Seeding, growing and harvesting healthy food did not stop at our school garden. Last spring, we were presented with an opportunity to attend a Growing Microgreens Workshop in Richmond hosted by Chris Thoreau. This workshop was extremely helpful and motivated us to begin growing microgreens in our foods classroom. Growing microgreens at our school has been a major success. We used the microgreens in our healthy lunch program and we juice the wheatgrass every week to put into smoothies for our healthy breakfast program. The grade 5-7 students have learned how to seed and harvest the microgreens and have become pretty self sufficient with the process. It is very rewarding to see how proud the students are of their microgreens and how much they enjoy eating their freshly harvested, nutritious greens.
Developing a school garden and growing microgreens opened another healthy living door at our school, the creation of a healthy lunch program. Our senior and junior foods and nutrition classes, as well as helpers from the grades 5-7 classes became the chefs of our lunch program. Twice a week, our chefs made new, healthy meals to be served to the participants of the healthy lunch program. We incorporated fresh and local foods, as well as our own produce from the school garden into the lunches. We are really proud that approximately 40-50 people each week signed up for our lunch program, which accounts for almost half of our school population.
Since the lunch program became such a success and seeing that many of our students were beginning to make healthier food choices, we decided to start a healthy breakfast program in second semester. The healthy breakfast program includes a nutritious homemade muffin and fresh smoothie made and served by student volunteers. Teachers have definitely noticed the impact that having a healthy breakfast has on student learning.
In addition, we started a composting program at our school. Student volunteers helped start and run the program, which has been a success. We were able to use our compost from last year to add to our school garden this year. It is great to see how invested the students are at composting their food and encouraging others to compost their food waste as well.
With all of our successful endeavors, we still stumble upon challenges. Although we have seen some of our students make healthier food choices throughout the year, there are still a number of students who make poor food choices. It is difficult to see students eat high sugar and high fat food on a daily basis, but I do believe that with continued investment into incorporating healthy eating initiatives into our school, that we can work to change these negative choices into positive ones.
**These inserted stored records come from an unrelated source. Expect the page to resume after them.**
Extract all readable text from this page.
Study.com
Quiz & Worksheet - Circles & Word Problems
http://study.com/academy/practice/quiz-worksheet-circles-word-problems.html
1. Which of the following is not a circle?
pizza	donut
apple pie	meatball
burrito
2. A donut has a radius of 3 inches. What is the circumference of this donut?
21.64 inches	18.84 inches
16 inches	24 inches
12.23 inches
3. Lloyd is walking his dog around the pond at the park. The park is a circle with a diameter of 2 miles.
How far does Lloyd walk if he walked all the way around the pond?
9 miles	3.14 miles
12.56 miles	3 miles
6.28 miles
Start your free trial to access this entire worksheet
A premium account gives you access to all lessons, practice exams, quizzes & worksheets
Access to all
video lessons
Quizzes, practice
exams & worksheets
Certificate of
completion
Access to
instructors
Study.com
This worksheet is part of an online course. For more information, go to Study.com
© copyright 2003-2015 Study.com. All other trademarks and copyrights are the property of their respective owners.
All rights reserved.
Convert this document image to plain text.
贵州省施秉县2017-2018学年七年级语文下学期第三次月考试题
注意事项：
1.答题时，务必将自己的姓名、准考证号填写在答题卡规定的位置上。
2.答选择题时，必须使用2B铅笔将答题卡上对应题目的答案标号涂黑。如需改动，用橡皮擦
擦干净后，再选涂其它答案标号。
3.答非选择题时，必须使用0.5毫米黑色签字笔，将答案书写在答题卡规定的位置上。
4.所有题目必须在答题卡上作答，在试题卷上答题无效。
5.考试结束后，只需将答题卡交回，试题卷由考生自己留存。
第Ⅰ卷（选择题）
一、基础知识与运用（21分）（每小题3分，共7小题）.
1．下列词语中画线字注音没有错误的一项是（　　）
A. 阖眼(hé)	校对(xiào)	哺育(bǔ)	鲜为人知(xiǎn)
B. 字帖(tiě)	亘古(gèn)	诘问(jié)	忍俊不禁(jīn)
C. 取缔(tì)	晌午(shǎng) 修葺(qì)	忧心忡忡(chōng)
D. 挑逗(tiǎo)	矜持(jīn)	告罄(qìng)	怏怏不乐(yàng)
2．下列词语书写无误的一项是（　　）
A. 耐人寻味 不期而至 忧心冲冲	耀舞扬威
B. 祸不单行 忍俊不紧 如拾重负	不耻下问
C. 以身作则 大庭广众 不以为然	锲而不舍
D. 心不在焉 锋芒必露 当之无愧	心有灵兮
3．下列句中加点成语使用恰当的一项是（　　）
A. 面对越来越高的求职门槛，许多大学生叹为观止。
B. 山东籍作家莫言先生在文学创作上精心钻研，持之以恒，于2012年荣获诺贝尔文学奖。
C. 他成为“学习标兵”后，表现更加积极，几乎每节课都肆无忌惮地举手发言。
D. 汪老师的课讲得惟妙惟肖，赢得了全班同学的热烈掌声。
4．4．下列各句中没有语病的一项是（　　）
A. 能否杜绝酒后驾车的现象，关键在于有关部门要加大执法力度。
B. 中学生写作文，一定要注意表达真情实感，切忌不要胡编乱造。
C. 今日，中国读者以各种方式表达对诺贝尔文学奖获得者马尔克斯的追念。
It has been a tremendous reward to have the support of our Farm to School Grant to turn our ideas and dreams into accomplishments and successes. The Farm to School Grant has given us the opportunity to build and create many positive connections throughout our school and community. Several students have grown in their leadership abilities and healthier life choices are being made by students and staff. Without the Farm to School Grant, all of these healthy eating and living accomplishments at Logan Lake Secondary would not be successful.